Salty-snack lover Jenna DuChene is staff writer for Conservationist.
Christine Reed is a geologist in DEC's Division of Mineral Resources.
Salt is used to cure meat, it's part of our oceans, and is an essential component of our bodies, so it's no small wonder it repeatedly finds a place in our society. Here are just a few ways salt has influenced the environment, our diet, our work and even our language.
• Salt is in lotions, soaps, dyes, paper, electronic circuits and rubber.
• The phrase "not worth his salt" comes from the days when Greeks traded slaves for salt.

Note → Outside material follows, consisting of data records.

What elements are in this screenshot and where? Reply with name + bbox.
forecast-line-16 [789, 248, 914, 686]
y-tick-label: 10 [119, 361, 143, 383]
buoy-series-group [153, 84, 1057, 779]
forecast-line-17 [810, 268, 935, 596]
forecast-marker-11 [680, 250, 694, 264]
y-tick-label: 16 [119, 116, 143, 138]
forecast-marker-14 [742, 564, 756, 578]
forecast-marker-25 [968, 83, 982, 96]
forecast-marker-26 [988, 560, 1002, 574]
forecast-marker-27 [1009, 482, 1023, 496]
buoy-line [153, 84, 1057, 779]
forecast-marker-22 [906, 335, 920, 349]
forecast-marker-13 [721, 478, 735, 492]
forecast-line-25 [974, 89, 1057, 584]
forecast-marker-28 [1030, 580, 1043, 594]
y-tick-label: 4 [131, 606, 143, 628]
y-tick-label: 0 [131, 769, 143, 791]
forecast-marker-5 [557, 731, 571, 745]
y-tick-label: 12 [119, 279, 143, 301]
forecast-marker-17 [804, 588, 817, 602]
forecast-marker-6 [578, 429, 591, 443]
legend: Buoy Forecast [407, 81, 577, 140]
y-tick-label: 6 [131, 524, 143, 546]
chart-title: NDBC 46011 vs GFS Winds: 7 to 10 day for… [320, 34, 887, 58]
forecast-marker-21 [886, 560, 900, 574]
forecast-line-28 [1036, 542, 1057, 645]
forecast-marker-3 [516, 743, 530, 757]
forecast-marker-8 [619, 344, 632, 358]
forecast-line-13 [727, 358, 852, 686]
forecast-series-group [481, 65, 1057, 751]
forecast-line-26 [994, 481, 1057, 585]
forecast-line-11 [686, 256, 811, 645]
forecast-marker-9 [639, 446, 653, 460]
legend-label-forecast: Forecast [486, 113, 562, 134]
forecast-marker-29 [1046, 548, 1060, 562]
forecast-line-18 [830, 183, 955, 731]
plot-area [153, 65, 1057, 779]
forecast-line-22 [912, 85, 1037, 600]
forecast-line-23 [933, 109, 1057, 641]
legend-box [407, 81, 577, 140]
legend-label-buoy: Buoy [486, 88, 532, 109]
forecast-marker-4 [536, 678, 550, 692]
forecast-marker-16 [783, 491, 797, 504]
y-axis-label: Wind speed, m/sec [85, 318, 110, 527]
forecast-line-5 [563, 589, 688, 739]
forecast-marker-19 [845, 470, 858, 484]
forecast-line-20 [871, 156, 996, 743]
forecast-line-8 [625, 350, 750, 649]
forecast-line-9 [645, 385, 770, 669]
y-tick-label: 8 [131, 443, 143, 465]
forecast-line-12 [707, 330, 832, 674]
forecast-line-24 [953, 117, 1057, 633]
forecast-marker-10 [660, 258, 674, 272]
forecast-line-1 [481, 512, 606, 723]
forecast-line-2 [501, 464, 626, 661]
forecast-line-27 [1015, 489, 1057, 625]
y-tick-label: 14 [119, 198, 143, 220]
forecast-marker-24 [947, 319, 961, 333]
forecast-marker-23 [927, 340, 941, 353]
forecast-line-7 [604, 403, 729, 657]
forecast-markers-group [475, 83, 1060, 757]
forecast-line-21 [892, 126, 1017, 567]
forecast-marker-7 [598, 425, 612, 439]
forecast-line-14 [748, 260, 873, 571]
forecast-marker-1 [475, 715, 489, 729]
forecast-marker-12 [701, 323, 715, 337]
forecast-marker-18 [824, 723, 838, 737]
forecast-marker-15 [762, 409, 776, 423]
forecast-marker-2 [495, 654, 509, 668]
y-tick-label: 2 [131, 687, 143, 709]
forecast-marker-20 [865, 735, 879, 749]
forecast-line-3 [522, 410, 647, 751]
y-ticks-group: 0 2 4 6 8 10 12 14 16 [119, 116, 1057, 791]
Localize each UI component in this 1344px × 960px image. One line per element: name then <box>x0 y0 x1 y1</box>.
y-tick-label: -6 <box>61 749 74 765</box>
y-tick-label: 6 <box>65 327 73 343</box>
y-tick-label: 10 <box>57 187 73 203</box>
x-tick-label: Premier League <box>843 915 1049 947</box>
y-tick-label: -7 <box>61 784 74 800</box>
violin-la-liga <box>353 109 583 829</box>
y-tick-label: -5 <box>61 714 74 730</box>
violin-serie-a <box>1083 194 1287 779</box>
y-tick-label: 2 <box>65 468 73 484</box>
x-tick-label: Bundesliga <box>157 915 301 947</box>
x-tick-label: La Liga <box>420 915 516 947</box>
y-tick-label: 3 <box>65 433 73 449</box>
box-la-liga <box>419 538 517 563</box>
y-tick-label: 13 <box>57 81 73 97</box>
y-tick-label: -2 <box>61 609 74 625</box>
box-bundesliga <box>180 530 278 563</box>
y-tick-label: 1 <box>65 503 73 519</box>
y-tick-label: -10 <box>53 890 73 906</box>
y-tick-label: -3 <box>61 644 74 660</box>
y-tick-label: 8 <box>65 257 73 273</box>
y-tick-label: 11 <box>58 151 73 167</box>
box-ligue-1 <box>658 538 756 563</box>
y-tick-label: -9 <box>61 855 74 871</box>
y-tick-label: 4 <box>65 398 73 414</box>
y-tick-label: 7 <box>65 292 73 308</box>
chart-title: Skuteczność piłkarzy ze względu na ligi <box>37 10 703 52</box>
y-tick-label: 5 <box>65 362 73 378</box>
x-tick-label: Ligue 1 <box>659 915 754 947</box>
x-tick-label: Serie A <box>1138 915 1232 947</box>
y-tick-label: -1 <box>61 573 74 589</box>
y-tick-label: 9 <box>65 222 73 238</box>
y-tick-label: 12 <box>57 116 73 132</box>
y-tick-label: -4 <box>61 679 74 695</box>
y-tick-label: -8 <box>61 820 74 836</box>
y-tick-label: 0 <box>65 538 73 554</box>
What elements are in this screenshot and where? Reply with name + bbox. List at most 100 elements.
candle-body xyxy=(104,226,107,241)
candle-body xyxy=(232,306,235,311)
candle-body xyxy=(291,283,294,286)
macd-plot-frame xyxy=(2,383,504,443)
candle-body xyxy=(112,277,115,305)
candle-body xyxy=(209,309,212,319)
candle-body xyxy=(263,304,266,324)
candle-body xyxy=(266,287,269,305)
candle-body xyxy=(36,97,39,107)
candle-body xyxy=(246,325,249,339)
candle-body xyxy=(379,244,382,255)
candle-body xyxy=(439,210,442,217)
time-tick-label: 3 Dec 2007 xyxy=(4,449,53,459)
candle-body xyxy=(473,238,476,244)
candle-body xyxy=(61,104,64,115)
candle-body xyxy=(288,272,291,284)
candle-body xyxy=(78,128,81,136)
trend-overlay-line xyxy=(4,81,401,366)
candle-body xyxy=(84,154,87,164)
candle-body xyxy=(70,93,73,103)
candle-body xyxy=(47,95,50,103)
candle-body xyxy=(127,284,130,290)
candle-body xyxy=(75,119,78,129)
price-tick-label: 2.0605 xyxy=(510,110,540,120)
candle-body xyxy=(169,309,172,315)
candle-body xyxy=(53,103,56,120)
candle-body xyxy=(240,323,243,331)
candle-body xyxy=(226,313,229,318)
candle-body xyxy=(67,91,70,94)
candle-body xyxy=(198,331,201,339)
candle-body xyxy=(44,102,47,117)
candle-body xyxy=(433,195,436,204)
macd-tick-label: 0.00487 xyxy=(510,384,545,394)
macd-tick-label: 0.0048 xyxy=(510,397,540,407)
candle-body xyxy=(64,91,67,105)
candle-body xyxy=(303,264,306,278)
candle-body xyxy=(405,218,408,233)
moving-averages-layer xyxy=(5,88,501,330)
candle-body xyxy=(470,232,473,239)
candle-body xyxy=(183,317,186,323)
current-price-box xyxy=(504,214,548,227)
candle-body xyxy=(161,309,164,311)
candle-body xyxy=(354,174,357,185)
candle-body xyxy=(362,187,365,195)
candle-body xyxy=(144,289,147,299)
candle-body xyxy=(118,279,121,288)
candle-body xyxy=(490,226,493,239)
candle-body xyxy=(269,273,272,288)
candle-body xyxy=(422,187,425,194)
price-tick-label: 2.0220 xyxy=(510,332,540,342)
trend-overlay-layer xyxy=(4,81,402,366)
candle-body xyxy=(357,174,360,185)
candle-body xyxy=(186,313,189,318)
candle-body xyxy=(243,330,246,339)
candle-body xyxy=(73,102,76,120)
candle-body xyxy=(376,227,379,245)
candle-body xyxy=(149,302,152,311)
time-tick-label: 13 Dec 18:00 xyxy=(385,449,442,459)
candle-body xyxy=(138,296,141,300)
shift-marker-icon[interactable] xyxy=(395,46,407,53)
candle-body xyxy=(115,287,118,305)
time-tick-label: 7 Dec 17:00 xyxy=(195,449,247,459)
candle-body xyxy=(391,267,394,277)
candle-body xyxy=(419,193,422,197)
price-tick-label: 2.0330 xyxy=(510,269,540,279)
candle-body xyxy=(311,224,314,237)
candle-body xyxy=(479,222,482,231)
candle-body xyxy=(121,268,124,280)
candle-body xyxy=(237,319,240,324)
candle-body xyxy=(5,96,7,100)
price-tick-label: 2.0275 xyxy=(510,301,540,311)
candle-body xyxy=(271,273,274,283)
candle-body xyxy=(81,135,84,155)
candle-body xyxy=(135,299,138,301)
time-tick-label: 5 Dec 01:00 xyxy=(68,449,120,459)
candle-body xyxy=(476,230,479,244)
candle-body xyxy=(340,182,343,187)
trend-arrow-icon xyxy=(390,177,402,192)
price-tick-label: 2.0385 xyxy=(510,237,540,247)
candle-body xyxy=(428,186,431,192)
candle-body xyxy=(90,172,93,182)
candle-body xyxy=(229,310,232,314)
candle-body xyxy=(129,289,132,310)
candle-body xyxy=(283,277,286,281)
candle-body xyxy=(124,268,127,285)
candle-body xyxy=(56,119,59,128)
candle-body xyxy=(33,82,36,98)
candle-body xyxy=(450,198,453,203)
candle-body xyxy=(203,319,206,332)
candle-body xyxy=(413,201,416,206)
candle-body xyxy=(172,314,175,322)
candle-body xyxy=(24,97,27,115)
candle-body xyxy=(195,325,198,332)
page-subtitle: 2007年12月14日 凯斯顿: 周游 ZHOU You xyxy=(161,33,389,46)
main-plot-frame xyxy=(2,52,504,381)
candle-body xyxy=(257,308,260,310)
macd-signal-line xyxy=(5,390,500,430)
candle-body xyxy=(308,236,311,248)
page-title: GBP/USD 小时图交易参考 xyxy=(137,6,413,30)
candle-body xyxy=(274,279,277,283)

• Salt potatoes originated in central New York, particularly Syracuse, when Irish salt workers of the 1800s threw potatoes into the boiling salt vats for their lunches.
• The final leg of the Erie Canal, from the Hudson River to the Great Lakes, was built in 1825 with money citizens paid in accordance with the day's tax on salt.
• "Salting the earth" was an ancient military practice where soldiers salted fields so crops could not grow.
Protecting a Natural Resource
In coordination with the federal Underground Injection Control (UIC) Program administered by the Environmental Protection Agency, DEC's Division of Mineral Resources oversees all aspects of solution salt mining in New York, including well drilling, plugging and operational activities. The entire process is subject to the same rules placed on oil and gas well drilling, but with some additional requirements such as monitoring the amount of fluids injected and removed to detect any leaks in the system. The Division also oversees hard rock salt mining under the Mined Land Reclamation Program.